Gee, thanks for making my heart beat a little faster.

The uber-level Alliance person I encountered in Harathi while I was trying to complete a Strombrad quest wasn't so nice, however. He simply butchered me twice while he was apparently hunting for something. I grumbled, respawned, and got the hell out of dodge while I could.

Then there was the encounter I had today.

I was taking a late lunch and logged on to complete a few side quests. (Hey, 6000 XP is 6000 XP to a 50th Level Paladin.) Riding through the Hinterlands, I stopped at one of the troll areas (the one with the big Mayanesque pyramids) to go kill some spiders for an Apothecary in Tarren Mill. While I was there, I noticed a quest marker, so I ran up a pyramid and killed the three or four trolls at the top to find the quest hovering over another troll. Jumping down to where the troll was, I was about to talk to him when a flash of another monster caught my eye, popping up directly behind the quest NPC.

Great, I grumbled, another troll I missed.

I didn't need this; I only had about 20 minutes left to play and I wanted to be in and out quickly. Without much thought, I clicked and sent Quintalan to go slice and dice.

Then I noticed the '??' Level marker.

Oh crap. I am so dead. I actually got in a hit or two before I yanked Quintalan off of the female Night Elf (either Night Elf or Human, I can't remember) and waited for the end. I was about to get Tarren Milled again.

A piece of action popped up in my screen. "XXX says we are NOT going there."

I swallowed, pushing my heart back into my chest from where it had been lodged in my throat.

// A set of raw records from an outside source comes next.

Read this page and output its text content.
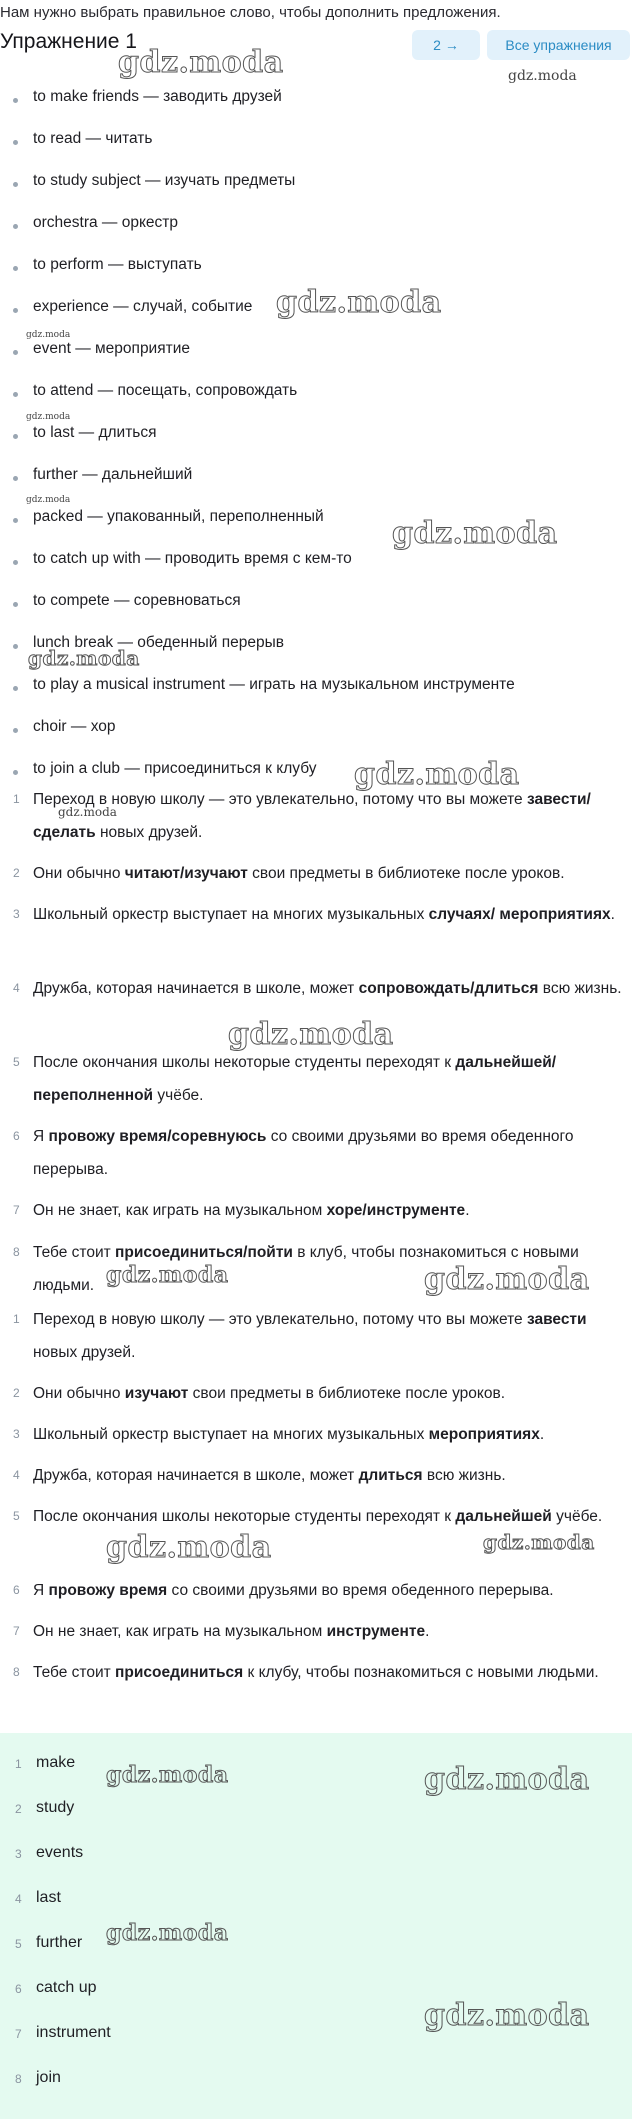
Нам нужно выбрать правильное слово, чтобы дополнить предложения.
Упражнение 1	2 →	Все упражнения
to make friends — заводить друзей
to read — читать
to study subject — изучать предметы
orchestra — оркестр
to perform — выступать
experience — случай, событие
event — мероприятие
to attend — посещать, сопровождать
to last — длиться
further — дальнейший
packed — упакованный, переполненный
to catch up with — проводить время с кем-то
to compete — соревноваться
lunch break — обеденный перерыв
to play a musical instrument — играть на музыкальном инструменте
choir — хор
to join a club — присоединиться к клубу
1 Переход в новую школу — это увлекательно, потому что вы можете завести/сделать новых друзей.
2 Они обычно читают/изучают свои предметы в библиотеке после уроков.
3 Школьный оркестр выступает на многих музыкальных случаях/ мероприятиях.
4 Дружба, которая начинается в школе, может сопровождать/длиться всю жизнь.
5 После окончания школы некоторые студенты переходят к дальнейшей/ переполненной учёбе.
6 Я провожу время/соревнуюсь со своими друзьями во время обеденного перерыва.
7 Он не знает, как играть на музыкальном хоре/инструменте.
8 Тебе стоит присоединиться/пойти в клуб, чтобы познакомиться с новыми людьми.
1 Переход в новую школу — это увлекательно, потому что вы можете завести новых друзей.
2 Они обычно изучают свои предметы в библиотеке после уроков.
3 Школьный оркестр выступает на многих музыкальных мероприятиях.
4 Дружба, которая начинается в школе, может длиться всю жизнь.
5 После окончания школы некоторые студенты переходят к дальнейшей учёбе.
6 Я провожу время со своими друзьями во время обеденного перерыва.
7 Он не знает, как играть на музыкальном инструменте.
8 Тебе стоит присоединиться к клубу, чтобы познакомиться с новыми людьми.
1 make
2 study
3 events
4 last
5 further
6 catch up
7 instrument
8 join
gdz.moda	gdz.moda
gdz.moda
gdz.moda
gdz.moda
gdz.moda
gdz.moda
gdz.moda
gdz.moda
gdz.moda
gdz.moda
gdz.moda	gdz.moda
gdz.moda	gdz.moda
gdz.moda	gdz.moda
gdz.moda
gdz.moda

I quickly typed out "mistake" and pressed Enter.

A further piece of action popped up. "XXX smiles."

And that was that.

There really isn't any moral to the story, outside of the obvious: don't let your initial impressions color your perceptions for the rest of the game. Not all of the people on your side are fantastic people, like the Horde person who decided to start a fight with some Alliance people in Booty Bay when I was wandering through (you're making the rest of us look bad, buddy; take it outside of those neutral cities), but neither is the other side composed of Grade A jerkoffs, either.